Programa do Festival

segunda-feira, 30 de agosto de 2010

Palavras de Sophia de Mello-Breyner

Pudesse eu não ter laços nem limites

Ó vida de mil faces transbordantes

Para poder responder aos teus convites

Suspensos na surpresa dos instantes!



Sophia de Mello-Breyner




Poesia


Se todo o ser ao vento abandonamos

E sem medo nem dó nos destruímos,

Se morremos em tudo o que sentimos

E podemos cantar, é porque estamos

Nus em sangue, embalando a própria dor

Em frente às madrugadas do amor.

Quando a manhã brilhar refloriremos

E a alma possuirá esse esplendor

Prometido nas formas que perdemos.

Aqui, deposta enfim a minha imagem,

Tudo o que é jogo e tudo o que é passagem.

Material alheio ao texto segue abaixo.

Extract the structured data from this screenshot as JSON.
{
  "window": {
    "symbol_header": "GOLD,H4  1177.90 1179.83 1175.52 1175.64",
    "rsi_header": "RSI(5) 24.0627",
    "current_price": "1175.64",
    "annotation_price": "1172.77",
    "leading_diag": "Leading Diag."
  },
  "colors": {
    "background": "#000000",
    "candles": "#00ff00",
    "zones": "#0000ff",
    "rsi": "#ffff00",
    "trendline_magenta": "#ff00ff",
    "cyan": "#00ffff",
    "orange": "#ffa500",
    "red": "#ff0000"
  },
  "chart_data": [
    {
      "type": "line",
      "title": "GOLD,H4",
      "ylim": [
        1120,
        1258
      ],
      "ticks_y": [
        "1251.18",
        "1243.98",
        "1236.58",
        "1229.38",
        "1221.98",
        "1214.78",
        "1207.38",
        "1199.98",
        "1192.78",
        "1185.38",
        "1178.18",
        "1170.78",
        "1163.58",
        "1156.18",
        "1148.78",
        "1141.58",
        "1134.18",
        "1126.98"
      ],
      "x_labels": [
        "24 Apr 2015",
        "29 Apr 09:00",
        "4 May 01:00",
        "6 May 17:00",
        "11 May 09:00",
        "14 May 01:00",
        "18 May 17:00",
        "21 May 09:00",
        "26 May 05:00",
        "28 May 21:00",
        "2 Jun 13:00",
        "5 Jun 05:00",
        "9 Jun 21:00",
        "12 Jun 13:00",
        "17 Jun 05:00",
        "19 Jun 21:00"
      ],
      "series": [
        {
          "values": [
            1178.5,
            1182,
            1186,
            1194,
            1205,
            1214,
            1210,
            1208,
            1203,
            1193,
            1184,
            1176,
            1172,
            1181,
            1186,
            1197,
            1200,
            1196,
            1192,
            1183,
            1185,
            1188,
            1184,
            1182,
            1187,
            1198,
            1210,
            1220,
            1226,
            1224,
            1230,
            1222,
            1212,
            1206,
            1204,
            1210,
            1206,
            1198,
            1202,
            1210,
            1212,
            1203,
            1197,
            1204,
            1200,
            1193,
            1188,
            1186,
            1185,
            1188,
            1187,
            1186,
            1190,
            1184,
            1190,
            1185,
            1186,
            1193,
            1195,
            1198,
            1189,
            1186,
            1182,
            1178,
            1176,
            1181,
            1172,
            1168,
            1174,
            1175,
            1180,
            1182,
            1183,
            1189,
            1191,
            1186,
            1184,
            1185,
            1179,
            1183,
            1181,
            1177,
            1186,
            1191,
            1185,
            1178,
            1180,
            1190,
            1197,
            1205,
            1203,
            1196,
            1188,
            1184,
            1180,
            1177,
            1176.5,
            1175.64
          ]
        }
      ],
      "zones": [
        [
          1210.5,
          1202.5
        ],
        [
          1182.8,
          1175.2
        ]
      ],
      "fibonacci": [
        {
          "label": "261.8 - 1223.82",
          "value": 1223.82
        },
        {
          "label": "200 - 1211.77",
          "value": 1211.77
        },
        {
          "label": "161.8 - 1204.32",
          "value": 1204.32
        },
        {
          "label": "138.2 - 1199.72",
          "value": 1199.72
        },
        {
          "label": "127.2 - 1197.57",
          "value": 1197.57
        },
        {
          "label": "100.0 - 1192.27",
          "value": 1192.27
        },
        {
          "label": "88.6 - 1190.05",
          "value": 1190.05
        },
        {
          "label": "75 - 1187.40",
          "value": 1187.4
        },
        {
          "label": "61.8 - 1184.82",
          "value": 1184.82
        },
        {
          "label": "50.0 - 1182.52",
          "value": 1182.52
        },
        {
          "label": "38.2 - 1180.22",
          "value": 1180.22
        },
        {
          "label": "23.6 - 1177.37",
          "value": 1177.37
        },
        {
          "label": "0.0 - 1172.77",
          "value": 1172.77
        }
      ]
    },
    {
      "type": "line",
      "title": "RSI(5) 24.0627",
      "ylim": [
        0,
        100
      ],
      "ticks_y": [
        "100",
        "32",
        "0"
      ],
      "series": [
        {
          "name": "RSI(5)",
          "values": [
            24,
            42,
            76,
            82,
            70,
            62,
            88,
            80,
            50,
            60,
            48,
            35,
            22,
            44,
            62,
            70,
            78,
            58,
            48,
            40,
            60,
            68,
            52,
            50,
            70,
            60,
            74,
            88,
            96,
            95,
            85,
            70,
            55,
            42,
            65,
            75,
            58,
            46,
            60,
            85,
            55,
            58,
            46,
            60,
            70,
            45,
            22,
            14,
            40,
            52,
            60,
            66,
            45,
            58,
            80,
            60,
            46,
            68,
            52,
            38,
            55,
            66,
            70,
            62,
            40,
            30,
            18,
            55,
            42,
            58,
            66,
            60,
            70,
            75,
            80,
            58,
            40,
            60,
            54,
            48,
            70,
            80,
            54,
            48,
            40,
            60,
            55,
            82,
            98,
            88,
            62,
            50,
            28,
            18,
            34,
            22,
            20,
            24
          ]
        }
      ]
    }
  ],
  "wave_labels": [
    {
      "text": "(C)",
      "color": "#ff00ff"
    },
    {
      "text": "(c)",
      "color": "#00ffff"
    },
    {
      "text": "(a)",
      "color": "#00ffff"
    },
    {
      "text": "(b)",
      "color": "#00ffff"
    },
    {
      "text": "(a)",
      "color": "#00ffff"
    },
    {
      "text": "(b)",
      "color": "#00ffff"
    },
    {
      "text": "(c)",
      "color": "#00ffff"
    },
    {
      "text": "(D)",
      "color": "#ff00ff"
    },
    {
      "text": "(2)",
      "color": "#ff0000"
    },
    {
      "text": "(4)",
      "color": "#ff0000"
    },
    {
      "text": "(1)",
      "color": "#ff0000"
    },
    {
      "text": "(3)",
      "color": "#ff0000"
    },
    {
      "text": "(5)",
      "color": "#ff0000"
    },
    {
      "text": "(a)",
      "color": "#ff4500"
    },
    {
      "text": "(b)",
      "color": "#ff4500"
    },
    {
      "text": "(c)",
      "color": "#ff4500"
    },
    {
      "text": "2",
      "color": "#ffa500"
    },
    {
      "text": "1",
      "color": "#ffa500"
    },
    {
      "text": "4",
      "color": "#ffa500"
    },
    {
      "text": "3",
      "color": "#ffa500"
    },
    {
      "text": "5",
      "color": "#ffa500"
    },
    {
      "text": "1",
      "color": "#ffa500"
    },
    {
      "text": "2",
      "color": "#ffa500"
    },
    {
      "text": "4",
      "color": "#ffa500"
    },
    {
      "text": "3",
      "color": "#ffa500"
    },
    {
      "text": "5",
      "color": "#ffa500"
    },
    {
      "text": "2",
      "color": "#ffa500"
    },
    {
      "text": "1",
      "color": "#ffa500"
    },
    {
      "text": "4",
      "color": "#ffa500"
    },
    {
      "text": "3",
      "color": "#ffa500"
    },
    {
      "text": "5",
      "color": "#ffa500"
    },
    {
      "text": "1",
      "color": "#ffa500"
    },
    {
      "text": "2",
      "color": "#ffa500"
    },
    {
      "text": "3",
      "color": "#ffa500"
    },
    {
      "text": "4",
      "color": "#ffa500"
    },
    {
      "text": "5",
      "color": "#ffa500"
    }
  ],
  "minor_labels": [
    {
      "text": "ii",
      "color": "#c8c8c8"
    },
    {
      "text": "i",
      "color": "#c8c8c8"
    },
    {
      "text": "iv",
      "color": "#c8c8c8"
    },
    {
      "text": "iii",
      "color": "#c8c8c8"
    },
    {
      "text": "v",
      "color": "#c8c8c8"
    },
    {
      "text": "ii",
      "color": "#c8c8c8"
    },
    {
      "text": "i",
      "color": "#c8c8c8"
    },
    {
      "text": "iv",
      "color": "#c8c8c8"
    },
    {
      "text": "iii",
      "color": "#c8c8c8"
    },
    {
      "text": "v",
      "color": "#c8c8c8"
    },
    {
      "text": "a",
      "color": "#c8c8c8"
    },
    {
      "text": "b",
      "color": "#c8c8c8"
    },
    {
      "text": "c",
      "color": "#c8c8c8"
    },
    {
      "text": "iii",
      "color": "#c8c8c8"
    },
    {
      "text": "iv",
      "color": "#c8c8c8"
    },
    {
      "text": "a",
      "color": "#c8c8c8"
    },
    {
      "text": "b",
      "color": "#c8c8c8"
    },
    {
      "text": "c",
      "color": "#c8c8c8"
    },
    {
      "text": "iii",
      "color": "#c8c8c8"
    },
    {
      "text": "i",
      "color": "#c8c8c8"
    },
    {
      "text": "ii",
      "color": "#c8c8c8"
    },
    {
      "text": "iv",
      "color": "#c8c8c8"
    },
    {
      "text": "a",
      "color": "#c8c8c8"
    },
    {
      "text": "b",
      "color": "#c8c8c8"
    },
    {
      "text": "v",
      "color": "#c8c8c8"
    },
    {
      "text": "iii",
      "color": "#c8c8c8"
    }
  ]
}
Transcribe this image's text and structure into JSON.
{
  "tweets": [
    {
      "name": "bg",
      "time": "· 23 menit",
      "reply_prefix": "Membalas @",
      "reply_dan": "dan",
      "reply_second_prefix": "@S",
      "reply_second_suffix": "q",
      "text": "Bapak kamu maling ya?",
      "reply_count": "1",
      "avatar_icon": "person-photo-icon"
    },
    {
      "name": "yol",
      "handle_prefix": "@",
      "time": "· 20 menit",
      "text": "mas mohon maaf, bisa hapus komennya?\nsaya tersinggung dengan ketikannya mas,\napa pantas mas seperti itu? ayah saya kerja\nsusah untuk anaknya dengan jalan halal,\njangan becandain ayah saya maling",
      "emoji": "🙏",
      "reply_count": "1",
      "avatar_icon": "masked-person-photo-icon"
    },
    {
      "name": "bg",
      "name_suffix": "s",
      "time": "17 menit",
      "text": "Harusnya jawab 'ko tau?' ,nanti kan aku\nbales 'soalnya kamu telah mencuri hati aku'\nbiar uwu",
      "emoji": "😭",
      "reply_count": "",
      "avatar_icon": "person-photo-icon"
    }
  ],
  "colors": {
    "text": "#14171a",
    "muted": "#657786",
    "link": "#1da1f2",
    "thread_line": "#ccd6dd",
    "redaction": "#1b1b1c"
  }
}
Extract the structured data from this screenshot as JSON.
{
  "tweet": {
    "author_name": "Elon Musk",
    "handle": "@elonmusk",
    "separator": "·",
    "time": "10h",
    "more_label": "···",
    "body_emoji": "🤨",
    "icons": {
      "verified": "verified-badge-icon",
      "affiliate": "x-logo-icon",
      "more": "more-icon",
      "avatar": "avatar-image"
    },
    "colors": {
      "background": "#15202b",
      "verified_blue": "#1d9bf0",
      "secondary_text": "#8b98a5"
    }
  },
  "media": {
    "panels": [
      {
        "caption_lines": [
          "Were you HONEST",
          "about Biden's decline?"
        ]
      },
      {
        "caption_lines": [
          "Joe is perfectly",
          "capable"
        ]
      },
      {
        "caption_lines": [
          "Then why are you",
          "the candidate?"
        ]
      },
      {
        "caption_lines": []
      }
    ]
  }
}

No interior das coisas canto nua.

Aqui livre sou eu — eco da lua

E dos jardins, os gestos recebidos

E o tumulto dos gestos pressentidos

Aqui sou eu em tudo quanto amei.

Não pelo meu ser que só atravessei,

Não pelo meu rumor que só perdi,

Não pelos incertos atos que vivi,

Mas por tudo de quanto ressoei

E em cujo amor de amor me eternizei.




Liberdade


Aqui nesta praia onde

Não há nenhum vestígio de impureza,

Aqui onde há somente

Ondas tombando ininterruptamente,

Puro espaço e lúcida unidade,

Aqui o tempo apaixonadamente

Encontra a própria liberdade.





Os Poetas


Solitários pilares dos céus pesados,

Poetas nus em sangue, ó destroçados

Anunciadores do mundo

Que a presença das coisas devastou.

Gesto de forma em forma vagabundo

Que nunca num destino se acalmou.

Sophia de Mello Breyner Andresen


in Dia do Mar, 1947


No Poema

Transferir o quadro o muro a brisa

A flor o copo o brilho da madeira

E a fria e virgem limpidez da água

Para o mundo do poema limpo e rigoroso

Preservar de decadência morte e ruína

O instante real de aparição e de surpresa

Guardar num mundo claro

O gesto claro da mão tocando a mesa.

Sophia de Mello Breyner Andresen


in Livro Sexto, 1962





Arte Poética


A dicção não implica estar alegre ou triste

Mas dar minha voz à veemência das coisas

E fazer do mundo exterior substância da minha mente

Como quem devora o coração do leão

Olha fita escuta

Atenta para a caçada no quarto penumbroso

Sophia de Mello Breyner Andresen


in O Búzio de Cós, 1997

Palavras de Hilda Hilst

PÁSSARO-POESIA
Hilda Hilst

Carrega-me contigo, Pássaro-Poesia

Quando cruzares o Amanhã, a luz, o impossível

Porque de barro e palha tem sido esta viagem

Que faço a sós comigo. Isenta de traçado

Ou de complicada geografia, sem nenhuma bagagem

Hei de levar apenas a vertigem e a fé:

Para teu corpo de luz, dois fardos breves.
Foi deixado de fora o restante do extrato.